La disparition ?-vendredi 9 AOÛT à 21h

Alors que Mathieu Sapin écrit quelques pages de BD à l'occasion du quarantième anniversaire de l’élection de François Mitterrand, il se tourne – pour connaître la petite histoire dans la grande – vers les figures de l’ombre du Parti Socialiste, au premier rang desquelles Julien Dray, le « Baron Noir ».

Au travers d’anecdotes et témoignages inédits de visiteurs du soir qui côtoient les plus
hautes sphères de l’État depuis le 10 mai 1981, Mathieu Sapin s'embarque alors dans
une enquête qui va répondre à la question politique majeure du PS : « Comment la
gauche en est-elle arrivée là ? ».

  • Scénariste et réalisateur : Jean-Pierre Pozzi
  • Auteur, dessinateur, acteur : Mathieu Sapin
  • Durée : 90' / Année : 2022
  • Coproduction : Nolita / LCP-Assemblée nationale 

Diffusions :

  • Vendredi 9 août à 21h
  • Vendredi 16 août à 23h30
  • Et en replay sur LCP.fr

Enretien avec Jean-Pierre Pozzi, scénariste et réalisteur et Mathieu Sapin, Auteur-dessinateur-acteur

Votre film raconte de manière personnelle la longue histoire de la gauche au pouvoir, avec ses réussites et ses échecs, ses conquêtes et ses renoncements. Pourquoi s’intéresser aujourd’hui à l’histoire du Parti socialiste ?
Jean-Pierre Pozzi – À l’origine, nos producteurs de Nolita, Romain Rousseau, Maxime Delauney et Mathieu Ageron, ont rencontré Julien Dray, qui proposait une série sur l’histoire de la gauche française depuis les années 1970. C’était un projet lourd, plutôt classique. Nous avons repris l’idée, pour en faire un film plus court, plus personnel, avec un regard, plutôt qu’une longue série, exhaustive et traditionnelle.


Vous avez choisi un mode narratif original, subjectif, à partir des confidences de personnages qui n’étaient pas protagonistes directs, mais plutôt des acteurs de l’ombre ou des observateurs.
Jean-Pierre Pozzi – C’est un choix délibéré, je voulais des témoins qui soient légitimes mais sans être redevables de quoi que ce soit.

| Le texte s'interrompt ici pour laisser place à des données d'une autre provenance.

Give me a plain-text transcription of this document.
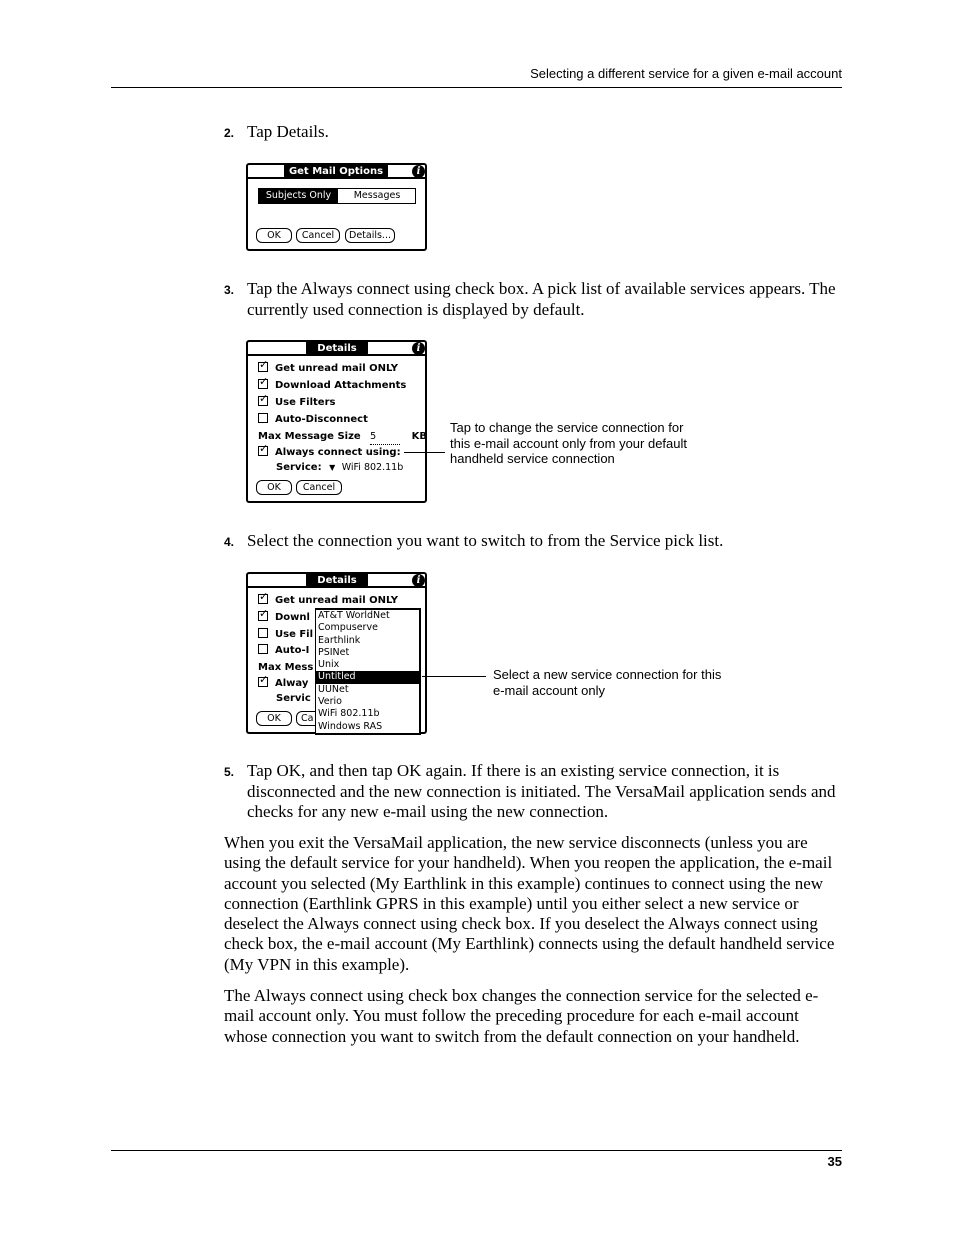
Selecting a different service for a given e-mail account
2. Tap Details.
Get Mail Options	i
Subjects Only	Messages
OK	Cancel	Details...
3. Tap the Always connect using check box. A pick list of available services appears. The currently used connection is displayed by default.
Details	i
✓Get unread mail ONLY
✓Download Attachments
✓Use Filters
Auto-Disconnect
Max Message Size 5	KB
✓Always connect using:
Service: ▼ WiFi 802.11b
OK	Cancel
Tap to change the service connection for this e-mail account only from your default handheld service connection
4. Select the connection you want to switch to from the Service pick list.
Details	i
✓Get unread mail ONLY
✓Downl
Use Fil
Auto-I
Max Mess
✓Alway
Servic
OK	Ca
AT&T WorldNet
Compuserve
Earthlink
PSINet
Unix
Untitled
UUNet
Verio
WiFi 802.11b
Windows RAS
Select a new service connection for this e-mail account only
5. Tap OK, and then tap OK again. If there is an existing service connection, it is disconnected and the new connection is initiated. The VersaMail application sends and checks for any new e-mail using the new connection.
When you exit the VersaMail application, the new service disconnects (unless you are using the default service for your handheld). When you reopen the application, the e-mail account you selected (My Earthlink in this example) continues to connect using the new connection (Earthlink GPRS in this example) until you either select a new service or deselect the Always connect using check box. If you deselect the Always connect using check box, the e-mail account (My Earthlink) connects using the default handheld service (My VPN in this example).
The Always connect using check box changes the connection service for the selected e-mail account only. You must follow the preceding procedure for each e-mail account whose connection you want to switch from the default connection on your handheld.
35
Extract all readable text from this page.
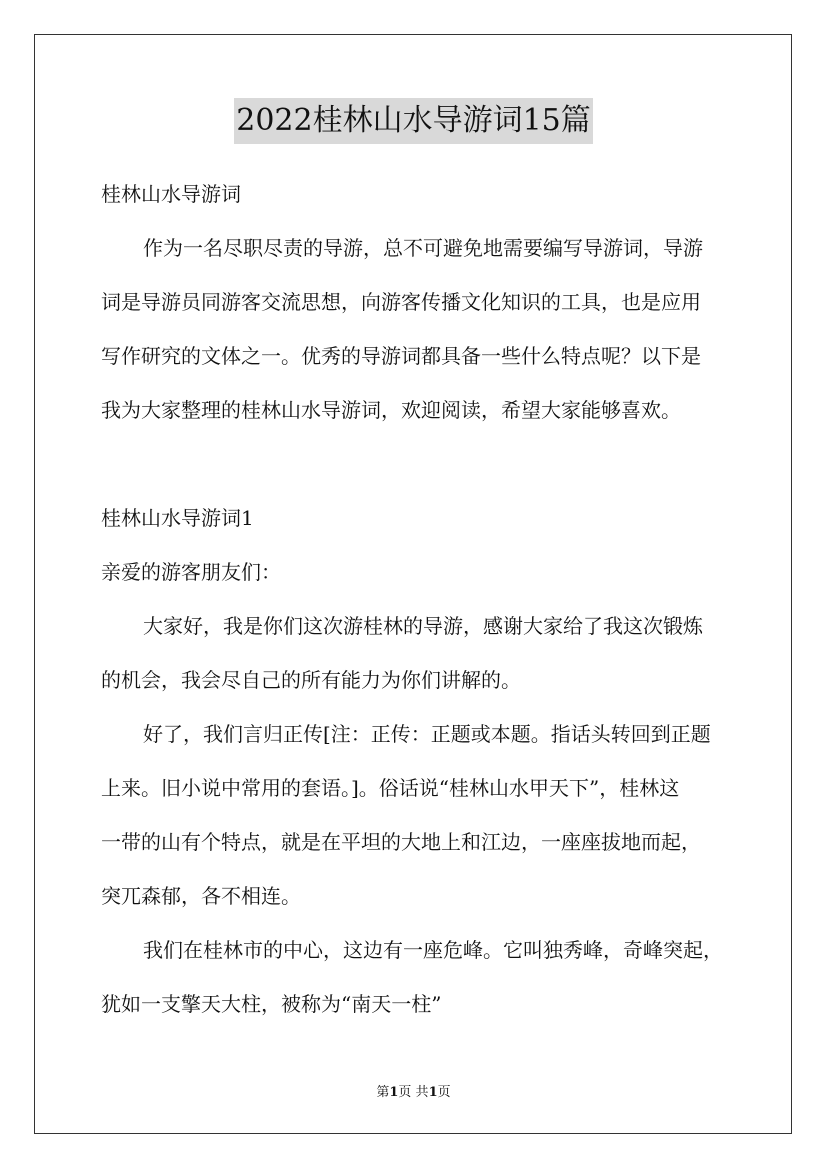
2022桂林山水导游词15篇
桂林山水导游词
作为一名尽职尽责的导游，总不可避免地需要编写导游词，导游
词是导游员同游客交流思想，向游客传播文化知识的工具，也是应用
写作研究的文体之一。优秀的导游词都具备一些什么特点呢？以下是
我为大家整理的桂林山水导游词，欢迎阅读，希望大家能够喜欢。
桂林山水导游词1
亲爱的游客朋友们：
大家好，我是你们这次游桂林的导游，感谢大家给了我这次锻炼
的机会，我会尽自己的所有能力为你们讲解的。
好了，我们言归正传[注：正传：正题或本题。指话头转回到正题
上来。旧小说中常用的套语。]。俗话说“桂林山水甲天下”，桂林这
一带的山有个特点，就是在平坦的大地上和江边，一座座拔地而起，
突兀森郁，各不相连。
我们在桂林市的中心，这边有一座危峰。它叫独秀峰，奇峰突起，
犹如一支擎天大柱，被称为“南天一柱”
第1页 共1页
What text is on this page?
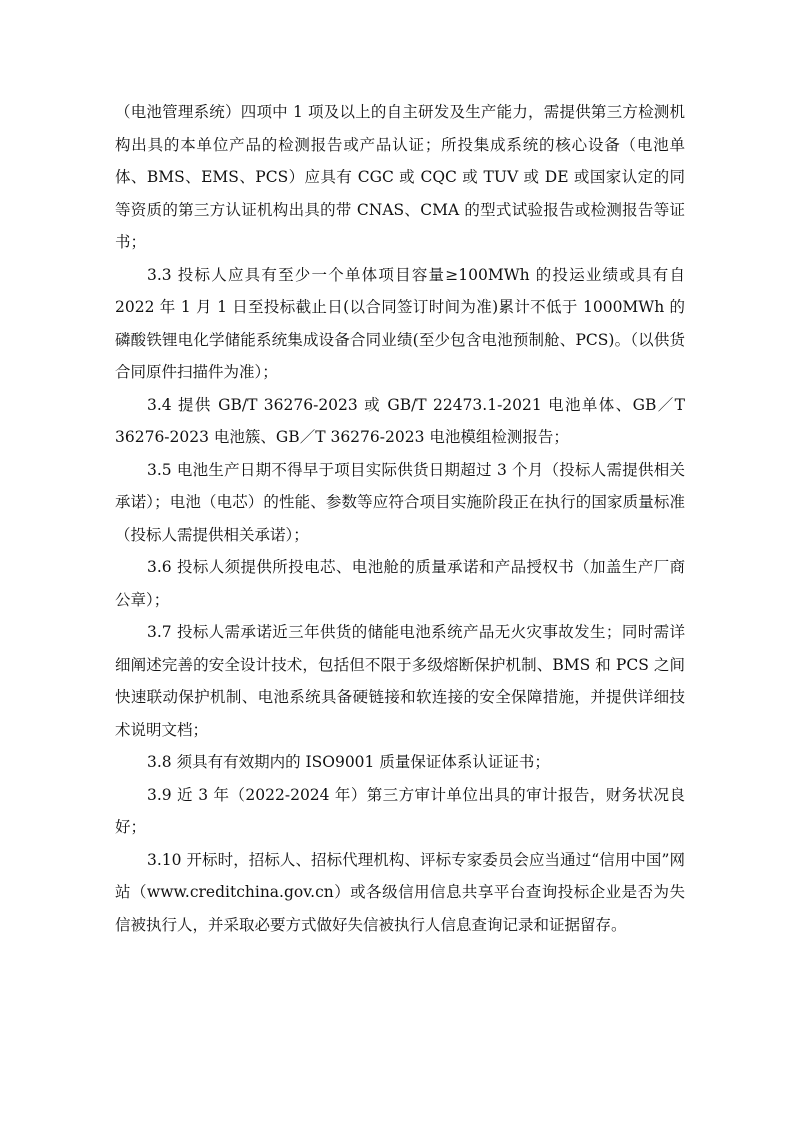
（电池管理系统）四项中 1 项及以上的自主研发及生产能力，需提供第三方检测机构出具的本单位产品的检测报告或产品认证；所投集成系统的核心设备（电池单体、BMS、EMS、PCS）应具有 CGC 或 CQC 或 TUV 或 DE 或国家认定的同等资质的第三方认证机构出具的带 CNAS、CMA 的型式试验报告或检测报告等证书；

3.3 投标人应具有至少一个单体项目容量≥100MWh 的投运业绩或具有自 2022 年 1 月 1 日至投标截止日(以合同签订时间为准)累计不低于 1000MWh 的磷酸铁锂电化学储能系统集成设备合同业绩(至少包含电池预制舱、PCS)。（以供货合同原件扫描件为准）；

3.4 提供 GB/T 36276-2023 或 GB/T 22473.1-2021 电池单体、GB／T 36276-2023 电池簇、GB／T 36276-2023 电池模组检测报告；

3.5 电池生产日期不得早于项目实际供货日期超过 3 个月（投标人需提供相关承诺）；电池（电芯）的性能、参数等应符合项目实施阶段正在执行的国家质量标准（投标人需提供相关承诺）；

3.6 投标人须提供所投电芯、电池舱的质量承诺和产品授权书（加盖生产厂商公章）；

3.7 投标人需承诺近三年供货的储能电池系统产品无火灾事故发生；同时需详细阐述完善的安全设计技术，包括但不限于多级熔断保护机制、BMS 和 PCS 之间快速联动保护机制、电池系统具备硬链接和软连接的安全保障措施，并提供详细技术说明文档；

3.8 须具有有效期内的 ISO9001 质量保证体系认证证书；

3.9 近 3 年（2022-2024 年）第三方审计单位出具的审计报告，财务状况良好；

3.10 开标时，招标人、招标代理机构、评标专家委员会应当通过“信用中国”网站（www.creditchina.gov.cn）或各级信用信息共享平台查询投标企业是否为失信被执行人，并采取必要方式做好失信被执行人信息查询记录和证据留存。
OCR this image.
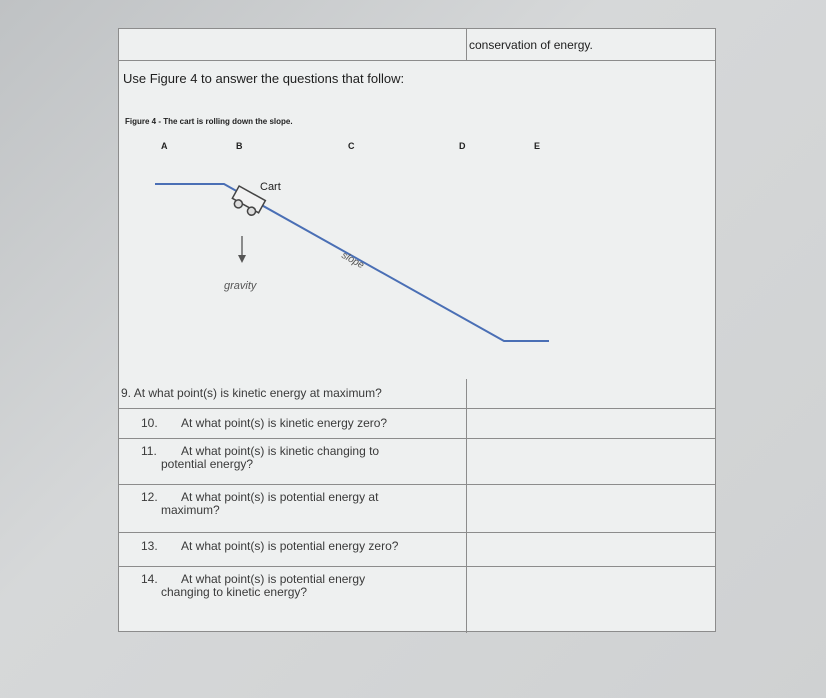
conservation of energy.
Use Figure 4 to answer the questions that follow:
Figure 4 - The cart is rolling down the slope.
A	B	C	D	E
Cart
gravity
slope
9. At what point(s) is kinetic energy at maximum?
10. At what point(s) is kinetic energy zero?
11. At what point(s) is kinetic changing to
potential energy?
12. At what point(s) is potential energy at
maximum?
13. At what point(s) is potential energy zero?
14. At what point(s) is potential energy
changing to kinetic energy?
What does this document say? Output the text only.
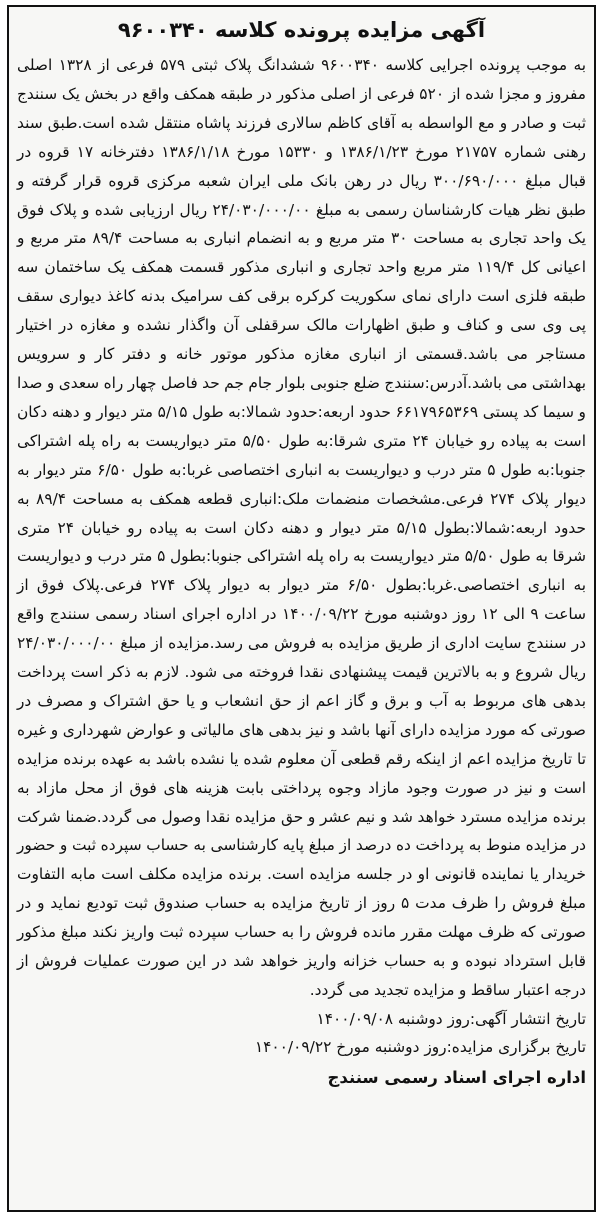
آگهی مزایده پرونده کلاسه ۹۶۰۰۳۴۰
به موجب پرونده اجرایی کلاسه ۹۶۰۰۳۴۰ ششدانگ پلاک ثبتی ۵۷۹ فرعی از ۱۳۲۸ اصلی مفروز و مجزا شده از ۵۲۰ فرعی از اصلی مذکور در طبقه همکف واقع در بخش یک سنندج ثبت و صادر و مع الواسطه به آقای کاظم سالاری فرزند پاشاه منتقل شده است.طبق سند رهنی شماره ۲۱۷۵۷ مورخ ۱۳۸۶/۱/۲۳ و ۱۵۳۳۰ مورخ ۱۳۸۶/۱/۱۸ دفترخانه ۱۷ قروه در قبال مبلغ ۳۰۰/۶۹۰/۰۰۰ ریال در رهن بانک ملی ایران شعبه مرکزی قروه قرار گرفته و طبق نظر هیات کارشناسان رسمی به مبلغ ۲۴/۰۳۰/۰۰۰/۰۰ ریال ارزیابی شده و پلاک فوق یک واحد تجاری به مساحت ۳۰ متر مربع و به انضمام انباری به مساحت ۸۹/۴ متر مربع و اعیانی کل ۱۱۹/۴ متر مربع واحد تجاری و انباری مذکور قسمت همکف یک ساختمان سه طبقه فلزی است دارای نمای سکوریت کرکره برقی کف سرامیک بدنه کاغذ دیواری سقف پی وی سی و کناف و طبق اظهارات مالک سرقفلی آن واگذار نشده و مغازه در اختیار مستاجر می باشد.قسمتی از انباری مغازه مذکور موتور خانه و دفتر کار و سرویس بهداشتی می باشد.آدرس:سنندج ضلع جنوبی بلوار جام جم حد فاصل چهار راه سعدی و صدا و سیما کد پستی ۶۶۱۷۹۶۵۳۶۹ حدود اربعه:حدود شمالا:به طول ۵/۱۵ متر دیوار و دهنه دکان است به پیاده رو خیابان ۲۴ متری شرقا:به طول ۵/۵۰ متر دیواریست به راه پله اشتراکی جنوبا:به طول ۵ متر درب و دیواریست به انباری اختصاصی غربا:به طول ۶/۵۰ متر دیوار به دیوار پلاک ۲۷۴ فرعی.مشخصات منضمات ملک:انباری قطعه همکف به مساحت ۸۹/۴ به حدود اربعه:شمالا:بطول ۵/۱۵ متر دیوار و دهنه دکان است به پیاده رو خیابان ۲۴ متری شرقا به طول ۵/۵۰ متر دیواریست به راه پله اشتراکی جنوبا:بطول ۵ متر درب و دیواریست به انباری اختصاصی.غربا:بطول ۶/۵۰ متر دیوار به دیوار پلاک ۲۷۴ فرعی.پلاک فوق از ساعت ۹ الی ۱۲ روز دوشنبه مورخ ۱۴۰۰/۰۹/۲۲ در اداره اجرای اسناد رسمی سنندج واقع در سنندج سایت اداری از طریق مزایده به فروش می رسد.مزایده از مبلغ ۲۴/۰۳۰/۰۰۰/۰۰ ریال شروع و به بالاترین قیمت پیشنهادی نقدا فروخته می شود. لازم به ذکر است پرداخت بدهی های مربوط به آب و برق و گاز اعم از حق انشعاب و یا حق اشتراک و مصرف در صورتی که مورد مزایده دارای آنها باشد و نیز بدهی های مالیاتی و عوارض شهرداری و غیره تا تاریخ مزایده اعم از اینکه رقم قطعی آن معلوم شده یا نشده باشد به عهده برنده مزایده است و نیز در صورت وجود مازاد وجوه پرداختی بابت هزینه های فوق از محل مازاد به برنده مزایده مسترد خواهد شد و نیم عشر و حق مزایده نقدا وصول می گردد.ضمنا شرکت در مزایده منوط به پرداخت ده درصد از مبلغ پایه کارشناسی به حساب سپرده ثبت و حضور خریدار یا نماینده قانونی او در جلسه مزایده است. برنده مزایده مکلف است مابه التفاوت مبلغ فروش را ظرف مدت ۵ روز از تاریخ مزایده به حساب صندوق ثبت تودیع نماید و در صورتی که ظرف مهلت مقرر مانده فروش را به حساب سپرده ثبت واریز نکند مبلغ مذکور قابل استرداد نبوده و به حساب خزانه واریز خواهد شد در این صورت عملیات فروش از درجه اعتبار ساقط و مزایده تجدید می گردد.
تاریخ انتشار آگهی:روز دوشنبه ۱۴۰۰/۰۹/۰۸
تاریخ برگزاری مزایده:روز دوشنبه مورخ ۱۴۰۰/۰۹/۲۲
اداره اجرای اسناد رسمی سنندج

Je me méfie du dogmatisme, ce qui est intéressant c’est d’explorer les angles morts et ça on le fait mieux en étant un peu à l’écart.
Mathieu Sapin – Il nous a semblé qu’on pouvait porter à l’écran la manière que j’emploie quand je fais mes albums de BD politiques, sur la campagne de Hollande ou sur les débuts de Macron, par exemple. Avec Jean-Pierre on avait déjà utilisé cette méthode pour le documentaire MACADAM POPCORN sorti en 2017 et qui se présentait comme une déambulation en France à la rencontre des
exploitants de salles de cinéma.
JJP – Pour MACADAM POPCORN j’avais déjà recouru à cette mise en abyme qui consistait à filmer Mathieu pendant qu’il créait, carnet et crayon à la main. Ça résonnait… Nous avons trouvé nos marques très vite.
MS - C’est tout l’intérêt de la méthode : on ne sait pas ce qu’on va voir, ce qui va émerger. Il y a fausses pistes, des moments incongrus, inattendus. Et à l’arrivée, on trouve un film de cinéma.
JPP - Je tenais à éviter le documentaire « assis », celui où l’on voit une série de témoins installés dans les salons dorés de la République, qui racontent leurs souvenirs. Le plus souvent, il ne se passe pas grand-chose à l’écran car la parole est aussi cadrée. Nous avons plutôt choisi les codes de l’enquête, et même de l’enquête policière. Beaucoup de scènes se passent la nuit, toujours en mouvement, comme dans un film noir. L’obscurité, la pluie, le froid, le décor de la rue, tout cela concourt à créer les conditions de la confidence. De plus, nous avons été servis paradoxalement par les restrictions sanitaires. Paris était vide, fantomatique, nous avions les décorations de Noël mais il n’y avait personne pour les regarder, la place de la Concorde était déserte et luisante. La ville était plongée dans une ambiance crépusculaire…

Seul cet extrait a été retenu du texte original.